The dark filly pawed the ground with her right hoof and put her head down. The muscles of her hind legs tensed. The creature took another step forward and she sprang towards it, horn leveled. Pale energy flickered about her horn.

Moments before she drove her horn into it, the goat head lowered and, with a careless motion, caught her on its horns and threw her aside. She landed heavily on the grass, away from the forest and her sister. The wind flew out of her and she lay there gasping for breath. She rolled to face the creature, but it was ignoring her, intent on the the white unicorn who had somehow managed to get up on three legs. Luna rasped a warning that couldn't have been heard. Her sister wasn't moving. She was just standing there, facing the creature as it stalked towards her.

But the white filly's eyes weren't on the death that came for her. They were looking beyond it, beyond the horizon and past the edge of the world itself. Her irises disappeared and her sclerae lit up with brilliant white light. Her horn came ablaze. Somehow Celestia pushed herself back onto her one good rear leg, her eyes sightless but throbbing with power. Golden light sprang from her flank, fiery wings of pure magic which caught her and held her upright. Raised her aloft with a single stroke. Blazed with the glory of the sun and then became breathtakingly real. Celestia raised her forelegs above her head in exultation.

The creature cringed, backing itself away from the small unicorn in fear. With a hiss like a frightened cat, it turned and launched itself skyward. It fled into the distance, and was gone.

Celestia came gently back down to her three working legs, then settled on her side. She nosed her new wings in shock. But though the magic had faded from Celestia's eyes and horn, the light had not gone away. Dawn had come.

Luna finally managed to steady her breathing enough to pick herself up. She walked cautiously over to her sister.

“Tia, you have wings!”

“I have wings...”, her sister repeated, lost in her own amazement. Celestia turned to look at Luna, both fillies wide-eyed.

Luna broke the awkward silence “You know I still love you, even if you are a freak,” she teased, smiling.

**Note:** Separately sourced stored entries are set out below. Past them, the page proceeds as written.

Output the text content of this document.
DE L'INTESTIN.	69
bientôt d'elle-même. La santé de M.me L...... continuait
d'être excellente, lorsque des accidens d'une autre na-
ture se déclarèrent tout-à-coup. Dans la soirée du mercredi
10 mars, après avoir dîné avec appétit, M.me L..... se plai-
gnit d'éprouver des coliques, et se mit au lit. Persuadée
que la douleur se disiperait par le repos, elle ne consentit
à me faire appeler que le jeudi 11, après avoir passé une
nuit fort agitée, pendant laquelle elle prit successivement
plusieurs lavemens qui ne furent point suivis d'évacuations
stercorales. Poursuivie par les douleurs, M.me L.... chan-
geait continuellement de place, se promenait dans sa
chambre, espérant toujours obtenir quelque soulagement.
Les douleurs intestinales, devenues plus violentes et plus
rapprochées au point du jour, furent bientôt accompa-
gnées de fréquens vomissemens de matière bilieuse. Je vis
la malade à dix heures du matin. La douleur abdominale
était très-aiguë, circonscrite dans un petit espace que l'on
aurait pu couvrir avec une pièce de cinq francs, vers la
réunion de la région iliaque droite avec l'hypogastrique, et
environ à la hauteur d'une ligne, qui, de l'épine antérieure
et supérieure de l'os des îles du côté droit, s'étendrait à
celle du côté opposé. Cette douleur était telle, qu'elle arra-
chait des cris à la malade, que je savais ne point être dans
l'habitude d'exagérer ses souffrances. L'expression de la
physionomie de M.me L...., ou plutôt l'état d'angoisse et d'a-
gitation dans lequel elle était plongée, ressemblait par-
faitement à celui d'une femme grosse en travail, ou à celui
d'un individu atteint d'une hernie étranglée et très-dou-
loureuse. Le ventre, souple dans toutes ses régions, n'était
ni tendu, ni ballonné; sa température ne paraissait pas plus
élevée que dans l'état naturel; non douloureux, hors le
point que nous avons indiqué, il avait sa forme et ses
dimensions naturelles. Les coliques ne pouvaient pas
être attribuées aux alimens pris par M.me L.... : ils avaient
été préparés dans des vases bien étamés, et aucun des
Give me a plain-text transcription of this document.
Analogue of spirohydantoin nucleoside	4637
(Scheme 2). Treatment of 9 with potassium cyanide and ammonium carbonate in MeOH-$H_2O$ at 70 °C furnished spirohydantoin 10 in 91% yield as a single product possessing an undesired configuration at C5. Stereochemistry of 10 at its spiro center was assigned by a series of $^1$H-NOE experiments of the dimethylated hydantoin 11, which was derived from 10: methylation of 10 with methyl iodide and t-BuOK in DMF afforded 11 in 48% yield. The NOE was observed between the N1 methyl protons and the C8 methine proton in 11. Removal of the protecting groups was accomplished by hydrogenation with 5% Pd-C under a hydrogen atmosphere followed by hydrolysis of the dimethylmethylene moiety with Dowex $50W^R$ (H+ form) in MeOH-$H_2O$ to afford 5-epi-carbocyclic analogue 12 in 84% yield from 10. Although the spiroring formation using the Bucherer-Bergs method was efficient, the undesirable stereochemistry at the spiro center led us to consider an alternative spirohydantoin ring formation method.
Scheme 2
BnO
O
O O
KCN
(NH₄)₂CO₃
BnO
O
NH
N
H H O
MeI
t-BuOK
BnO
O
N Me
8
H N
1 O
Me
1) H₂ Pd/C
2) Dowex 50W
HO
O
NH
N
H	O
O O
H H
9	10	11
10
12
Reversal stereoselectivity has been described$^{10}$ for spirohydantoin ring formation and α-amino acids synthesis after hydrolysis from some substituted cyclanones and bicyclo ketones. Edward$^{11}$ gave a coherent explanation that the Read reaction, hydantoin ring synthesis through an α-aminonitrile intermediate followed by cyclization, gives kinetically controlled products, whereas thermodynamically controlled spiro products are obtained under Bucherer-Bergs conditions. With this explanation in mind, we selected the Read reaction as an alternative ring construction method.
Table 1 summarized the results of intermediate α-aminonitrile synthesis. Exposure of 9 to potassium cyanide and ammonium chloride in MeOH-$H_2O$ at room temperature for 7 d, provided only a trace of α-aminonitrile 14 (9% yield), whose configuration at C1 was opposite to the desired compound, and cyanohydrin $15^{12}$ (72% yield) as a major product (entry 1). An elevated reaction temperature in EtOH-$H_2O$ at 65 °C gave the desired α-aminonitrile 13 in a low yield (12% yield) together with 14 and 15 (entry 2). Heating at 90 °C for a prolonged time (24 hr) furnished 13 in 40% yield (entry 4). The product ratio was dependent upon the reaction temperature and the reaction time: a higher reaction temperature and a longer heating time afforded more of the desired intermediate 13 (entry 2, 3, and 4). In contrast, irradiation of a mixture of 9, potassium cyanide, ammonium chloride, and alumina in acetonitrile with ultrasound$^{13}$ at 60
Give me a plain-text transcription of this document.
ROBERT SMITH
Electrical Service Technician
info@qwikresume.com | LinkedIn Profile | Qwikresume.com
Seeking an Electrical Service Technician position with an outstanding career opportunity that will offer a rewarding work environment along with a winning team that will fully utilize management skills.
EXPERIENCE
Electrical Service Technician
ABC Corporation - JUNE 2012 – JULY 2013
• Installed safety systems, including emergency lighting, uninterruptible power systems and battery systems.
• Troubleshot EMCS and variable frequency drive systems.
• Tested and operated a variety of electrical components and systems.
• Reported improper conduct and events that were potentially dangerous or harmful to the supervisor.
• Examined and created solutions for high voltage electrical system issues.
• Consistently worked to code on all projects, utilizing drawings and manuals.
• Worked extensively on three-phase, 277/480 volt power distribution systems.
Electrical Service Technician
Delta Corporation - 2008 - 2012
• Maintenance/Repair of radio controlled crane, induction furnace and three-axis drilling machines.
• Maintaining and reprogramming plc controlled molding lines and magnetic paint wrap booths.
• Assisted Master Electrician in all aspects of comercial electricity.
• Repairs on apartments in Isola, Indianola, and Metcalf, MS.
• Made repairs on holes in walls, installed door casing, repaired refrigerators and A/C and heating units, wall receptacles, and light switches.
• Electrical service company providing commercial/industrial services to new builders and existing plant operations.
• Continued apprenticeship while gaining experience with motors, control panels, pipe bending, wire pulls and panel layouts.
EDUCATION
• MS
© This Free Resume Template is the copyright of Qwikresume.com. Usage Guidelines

“You're just jealous.” Celestia nudged Luna with her nose, causing the dark filly to sit down in front of her.

“Of course I'm jealous,” Luna said, pointing to the east with her hoof. “You raised the sun!”

Celestia turned to look at the dawn sun, as if noticing it for the first time. This wasn't the bizarre speeding orb of recent memory, but a normal, natural sunrise. Awe sparkled in her eyes.

“Luna, I can feel the sun. I can feel it with my mind.”